Prominent Saudi journalist jailed over ‘insulting tweets’
Alaa Brinji, above, has been jailed for five years and handed an eight-year travel ban for posting a series of tweets about human rights. He was also fined 50,000 riyals (£9,410).
According to this report, his tweets were in support of prisoners of conscience, human rights defenders and support for women’s right to drive cars.
Brinji was arrested in May 2014, held in solitary confinement and was denied access to a lawyer.
According to the country’s strict Specialized Criminal Court (SCC), Brinji was charged with “insulting the rulers of the country”, “inciting public opinion” and “accusing security officers of killing protesters in Awamiyya”.
He was also charged with “ridiculing Islamic religious figures” and “violating Article 6 of the Anti-Cyber Crime Law”.
James Lynch, deputy director of Amnesty International’s Middle East and North Africa Programme called the sentencing “utterly shameful”.
He told Amnesty International:
He [Brinji] is the latest victim of Saudi Arabia’s ruthless crackdown on peaceful dissent, where the aim appears to be to completely wipe out any and all voices of criticism.
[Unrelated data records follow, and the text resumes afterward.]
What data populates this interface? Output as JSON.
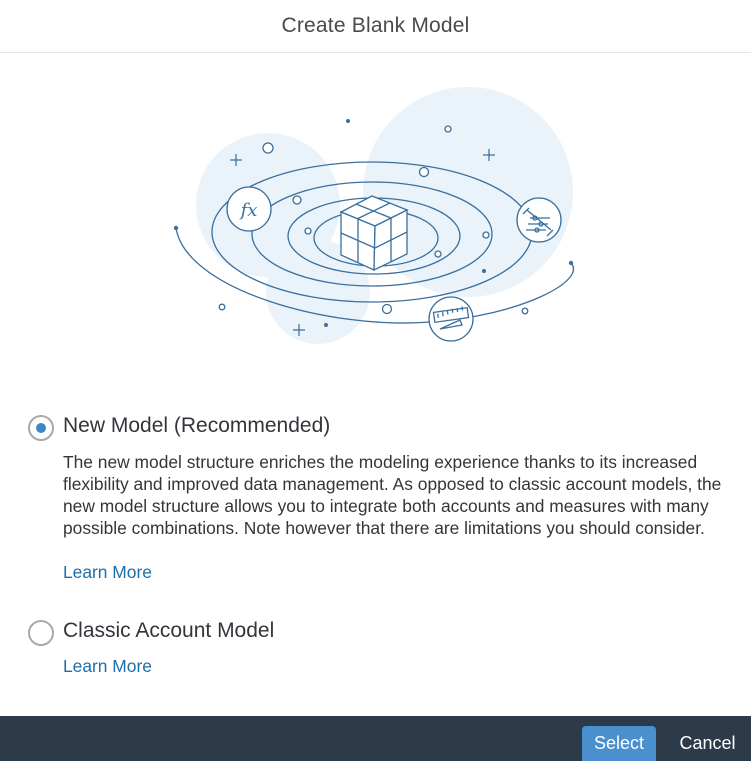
{
  "dialog": {
    "title": "Create Blank Model"
  },
  "options": [
    {
      "label": "New Model (Recommended)",
      "selected": true,
      "description": "The new model structure enriches the modeling experience thanks to its increased flexibility and improved data management. As opposed to classic account models, the new model structure allows you to integrate both accounts and measures with many possible combinations. Note however that there are limitations you should consider.",
      "link": "Learn More"
    },
    {
      "label": "Classic Account Model",
      "selected": false,
      "link": "Learn More"
    }
  ],
  "illustration": {
    "icons": [
      "cube-icon",
      "formula-fx-icon",
      "abacus-icon",
      "ruler-icon"
    ],
    "formula_text": "fx"
  },
  "footer": {
    "select_label": "Select",
    "cancel_label": "Cancel"
  },
  "colors": {
    "accent": "#3f86c6",
    "link": "#1d6fa9",
    "footer_bg": "#2d3a49",
    "select_bg": "#4a90cf",
    "illustration_bg": "#eaf2fa",
    "illustration_line": "#3a6f9e"
  }
}
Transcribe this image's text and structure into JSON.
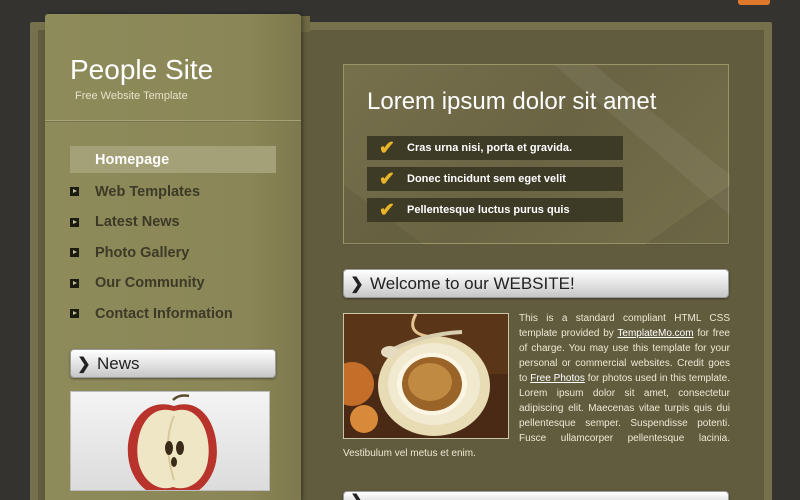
{
  "site": {
    "title": "People Site",
    "subtitle": "Free Website Template"
  },
  "nav": {
    "items": [
      {
        "label": "Homepage",
        "active": true
      },
      {
        "label": "Web Templates"
      },
      {
        "label": "Latest News"
      },
      {
        "label": "Photo Gallery"
      },
      {
        "label": "Our Community"
      },
      {
        "label": "Contact Information"
      }
    ]
  },
  "news": {
    "title": "News"
  },
  "banner": {
    "title": "Lorem ipsum dolor sit amet",
    "items": [
      "Cras urna nisi, porta et gravida.",
      "Donec tincidunt sem eget velit",
      "Pellentesque luctus purus quis"
    ]
  },
  "welcome": {
    "title": "Welcome to our WEBSITE!",
    "text_1": "This is a standard compliant HTML CSS template provided by",
    "link_1": "TemplateMo.com",
    "text_2": "for free of charge. You may use this template for your personal or commercial websites. Credit goes to",
    "link_2": "Free Photos",
    "text_3": "for photos used in this template. Lorem ipsum dolor sit amet, consectetur adipiscing elit. Maecenas vitae turpis quis dui pellentesque semper. Suspendisse potenti. Fusce ullamcorper pellentesque lacinia. Vestibulum vel metus et enim."
  },
  "colors": {
    "background": "#343330",
    "sidebar": "#8a8657",
    "content": "#625c3e",
    "accent_check": "#e8b42a",
    "active_nav": "#a4a077"
  },
  "icons": {
    "nav_bullet": "arrow-bullet-icon",
    "pill": "chevron-right-icon",
    "check": "check-icon"
  }
}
Meanwhile, it is reported here that a Saudi doctor has been arrested for flying a rainbow pride flag above his home in Jeddah.
He reportedly had no idea that the flag represented gay pride, saying that he had bought it from an online retailer after one of his children found the colours pretty.
The Saudi religious police, known as the Committee for the Promotion of Virtue and the Prevention of Vice, arrested the man after he raised the flag on a three-meter pole above his home.
He was reportedly bailed after an investigation, and the flag was removed.